Ich hörte in Adar Aleph 23, 28. Februar 1943

Für den Überwinder; einer, der bereits gesiegt hat.

Über Schoschanim (Rosen), gemeint ist die Heilige Schechina; was die Wandlung betrifft von der Trauer zum guten Tag und zum Sasson (Glück). Und weil es in ihr viele Zustände gibt - Aufstiege und Abstiege - heissen die Abstiege Schoschanim; vom Ausdruck „ stumpft seine Schinaim (Zähne) ab“, die Fragen des Bösen sollen nicht beantwortet werden, eher sollen seine Zähne abgestumpft werden. Und von den vielfältigen Schlägen, das heißt vom vielen Abstumpfen seiner Zähne, kommt er zu den Rosen. Daher sind viele Aspekte des Glückes enthalten. Daher werden sie in der Mehrzahl genannt: „Rosen“.

Für die Söhne des Korach, vom Wort Karachah (kahl), was bedeutet, dass das Haar ausgefallen ist.
Se'arot[1] bedeutet Hastarot (Verborgenheiten), vom Wort Se'ara[2] (Sturm).
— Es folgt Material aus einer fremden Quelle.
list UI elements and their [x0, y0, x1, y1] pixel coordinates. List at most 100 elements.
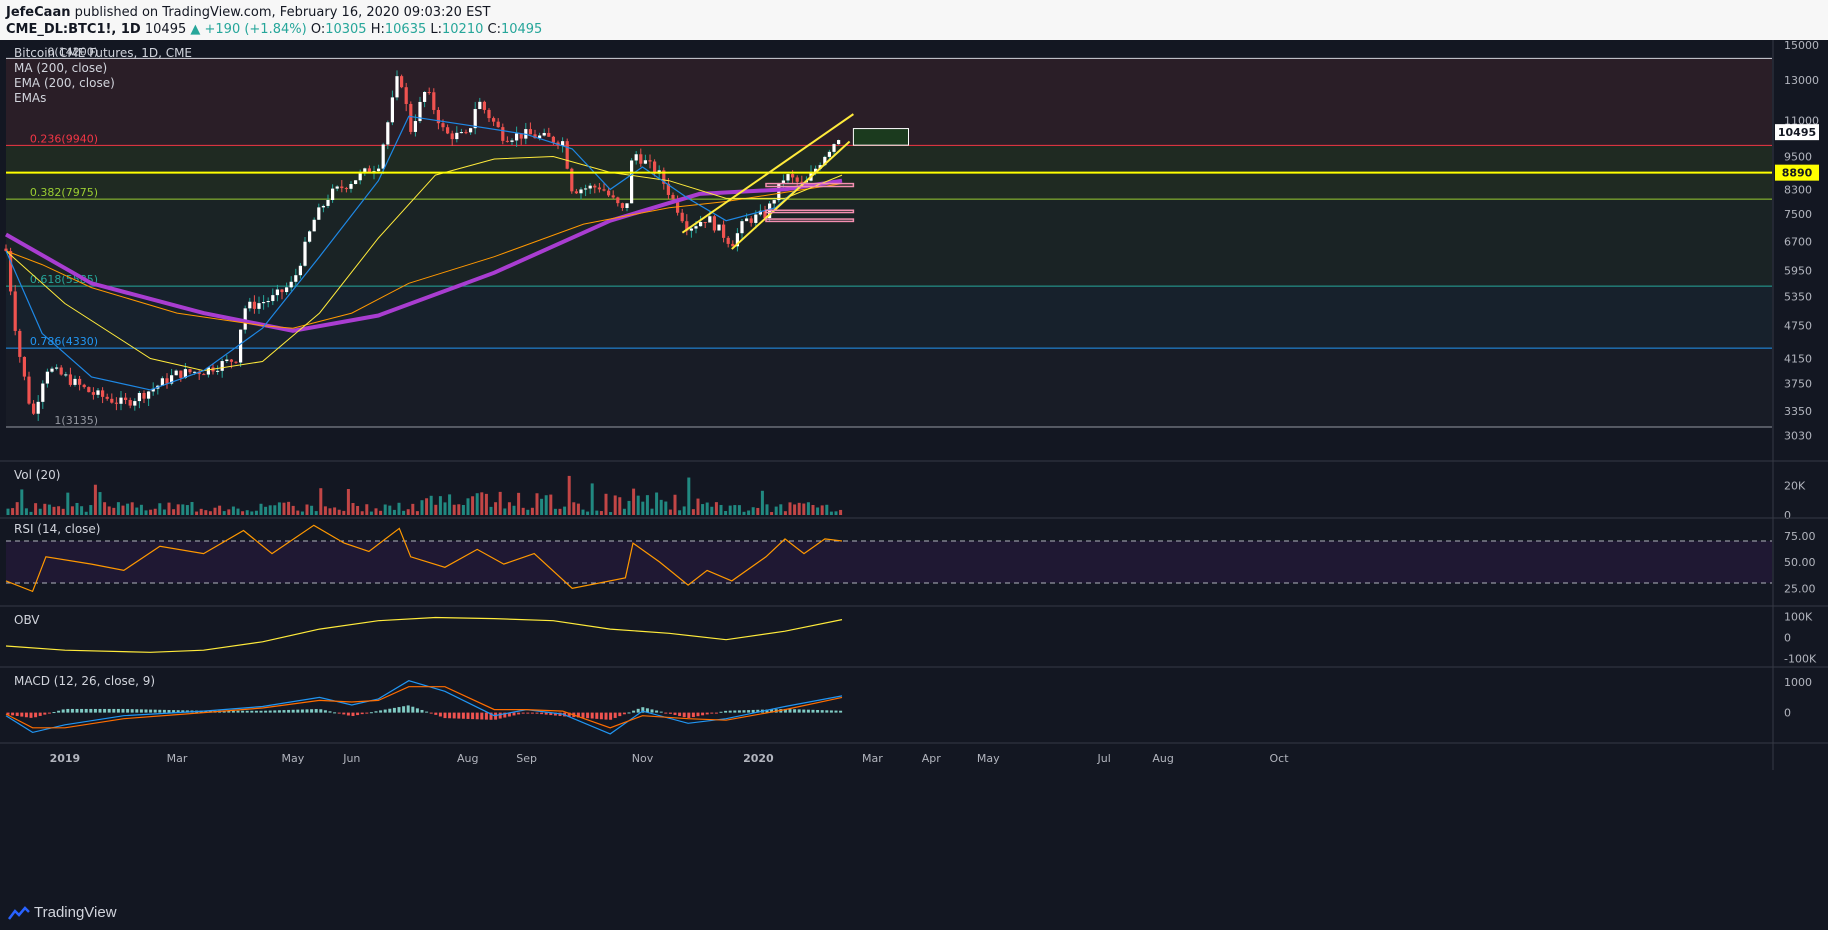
- volume-bar: [512, 505, 516, 515]
- candle-body: [142, 392, 146, 399]
- price-pane[interactable]: 0(14200)0.236(9940)0.382(7975)0.618(5585…: [4, 40, 1819, 442]
- rsi-pane[interactable]: RSI (14, close) 75.00 50.00 25.00: [5, 522, 1816, 596]
- macd-hist-bar: [448, 712, 452, 719]
- macd-hist-bar: [788, 709, 792, 713]
- volume-bar: [167, 502, 171, 515]
- volume-bar: [572, 502, 576, 515]
- price-axis[interactable]: 1500013000110009500830075006700595053504…: [1775, 40, 1819, 442]
- candle-body: [565, 141, 569, 169]
- support-box: [765, 209, 855, 214]
- rsi-tick-label: 50.00: [1784, 556, 1816, 569]
- tradingview-logo[interactable]: TradingView: [8, 904, 117, 921]
- volume-bar: [360, 511, 364, 515]
- chart-canvas[interactable]: 0(14200)0.236(9940)0.382(7975)0.618(5585…: [0, 40, 1828, 896]
- price-badge: [1775, 164, 1819, 181]
- volume-bar: [682, 506, 686, 515]
- macd-hist-bar: [369, 712, 373, 714]
- volume-pane[interactable]: Vol (20) 20K 0: [6, 468, 1806, 522]
- candle-body: [326, 199, 330, 206]
- rsi-axis: 75.00 50.00 25.00: [1784, 530, 1816, 596]
- candle-body: [367, 168, 371, 173]
- candle-body: [487, 109, 491, 119]
- macd-hist-bar: [291, 709, 295, 713]
- volume-bar: [645, 495, 649, 515]
- macd-hist-bar: [167, 709, 171, 713]
- macd-hist-bar: [526, 712, 530, 714]
- fib-band-0618-0786: [6, 286, 1772, 349]
- volume-bar: [162, 509, 166, 515]
- volume-bar: [227, 509, 231, 515]
- candle-body: [193, 371, 197, 373]
- indicator-emas[interactable]: EMAs: [14, 91, 46, 105]
- volume-bar: [659, 499, 663, 515]
- candle-body: [32, 403, 36, 414]
- volume-bar: [190, 502, 194, 515]
- volume-bar: [632, 488, 636, 515]
- macd-hist-bar: [61, 709, 65, 713]
- candle-body: [27, 376, 31, 404]
- indicator-ma200[interactable]: MA (200, close): [14, 61, 107, 75]
- close-value: 10495: [500, 22, 543, 37]
- macd-hist-bar: [24, 712, 28, 718]
- candle-body: [147, 391, 151, 399]
- price-badge-label: 10495: [1778, 126, 1816, 139]
- macd-hist-bar: [103, 708, 107, 713]
- macd-hist-bar: [834, 710, 838, 713]
- volume-bar: [765, 504, 769, 515]
- candle-body: [197, 371, 201, 375]
- candle-body: [13, 291, 17, 331]
- candle-body: [151, 388, 155, 392]
- volume-bar: [195, 511, 199, 515]
- volume-bar: [80, 506, 84, 515]
- candle-body: [349, 184, 353, 189]
- candle-body: [82, 384, 86, 388]
- drawings: [6, 113, 1772, 250]
- volume-bar: [544, 495, 548, 515]
- macd-hist-bar: [682, 712, 686, 718]
- volume-bar: [820, 505, 824, 515]
- open-label: O:: [310, 22, 326, 37]
- volume-bar: [733, 505, 737, 515]
- macd-hist-bar: [402, 706, 406, 713]
- time-axis[interactable]: 2019 Mar May Jun Aug Sep Nov 2020 Mar Apr May Jul Au…: [50, 752, 1290, 765]
- obv-pane[interactable]: OBV 100K 0 -100K: [5, 610, 1817, 666]
- volume-bar: [328, 508, 332, 515]
- volume-bar: [236, 508, 240, 515]
- candle-body: [482, 101, 486, 110]
- volume-bar: [185, 505, 189, 515]
- volume-bar: [747, 510, 751, 515]
- macd-hist-bar: [783, 708, 787, 713]
- macd-hist-bar: [107, 708, 111, 713]
- macd-hist-bar: [604, 712, 608, 720]
- volume-bar: [839, 509, 843, 515]
- price-tick-label: 3030: [1784, 429, 1812, 442]
- macd-hist-bar: [443, 712, 447, 719]
- high-value: 10635: [384, 22, 427, 37]
- candle-body: [400, 76, 404, 88]
- volume-bar: [567, 475, 571, 515]
- candle-body: [317, 207, 321, 220]
- brand-name: TradingView: [34, 904, 117, 921]
- macd-hist-bar: [11, 712, 15, 716]
- volume-bar: [273, 505, 277, 515]
- volume-bar: [443, 502, 447, 515]
- candle-body: [308, 231, 312, 242]
- volume-bar: [277, 502, 281, 515]
- volume-bar: [696, 498, 700, 515]
- volume-bar: [172, 509, 176, 515]
- macd-hist-bar: [57, 710, 61, 713]
- macd-hist-bar: [553, 712, 557, 716]
- macd-hist-bar: [429, 712, 433, 714]
- volume-bar: [553, 508, 557, 515]
- candle-body: [409, 103, 413, 132]
- macd-pane[interactable]: MACD (12, 26, close, 9) 1000 0: [5, 674, 1812, 735]
- indicator-ema200[interactable]: EMA (200, close): [14, 76, 115, 90]
- candle-body: [671, 194, 675, 199]
- volume-bar: [356, 505, 360, 515]
- candle-body: [285, 287, 289, 293]
- volume-bar: [655, 492, 659, 515]
- target-box: [852, 128, 910, 146]
- time-tick-label: 2019: [50, 752, 81, 765]
- candle-body: [726, 237, 730, 244]
- author-name[interactable]: JefeCaan: [6, 5, 71, 20]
Und bekannt ist: „ die Belohnung entspricht der Mühe.“ Das heisst, wenn Se’arot [3] (Stürme) bestehen, dann ist Raum für die Arbeit, und wenn er korrigiert, kommt über die Se‘ara [4] (Sturm) der Zustand Se’ara [5] (Haar), nach der Art von: “Dies ist das Tor zum Schöpfer“. Und wenn der Mensch alle Stürme korrigiert und keine Verborgenheiten mehr hat, dann hat er keinen Raum mehr für Arbeit und daher auch keinen Raum mehr für Belohnung.

Daraus folgt, dass zu Zeiten, in denen der Mensch den Zustand Korach erreicht, er die Eigenschaft Emuna (Glauben) nicht mehr fortführen kann, die „Tor zum Schöpfer“ genannt wird. Denn wenn es dort kein Tor gibt, kann man nicht in den Palast des Königs eintreten. Denn dies ist die Grundlage. Auf dem Glauben ist das ganze Gebäude aufgebaut.

„Die Söhne des Korach" stammt vom Wort Bina. Sie haben verstanden, dass Korach eine Erscheinung von Smol (links) ist, von wo die Hölle sich ausbreitet. Deshalb wollten sie die Freundschaft fortsetzen, die sie vorher hatten, noch von der Zeit, wo sie im Zustand „Oh Schöpfer, ich habe von Dir gehört, Dir zugehört und fürchtete mich“(Sohar, Bereschit, 4.7). Dies bedeutet, mit der Kraft, die sie aus der Vergangenheit fortführten, hatten sie die Kraft die Zustände zu ertragen und von Erfolg zu Erfolg gehen. Dies ist die Bedeutung von „die Söhne Korachs sind nicht gestorben“. Das heißt, sie haben verstanden, wenn sie weiter im Zustand von Korach verblieben, könnten sie nicht weiterleben, also sind sie nicht gestorben.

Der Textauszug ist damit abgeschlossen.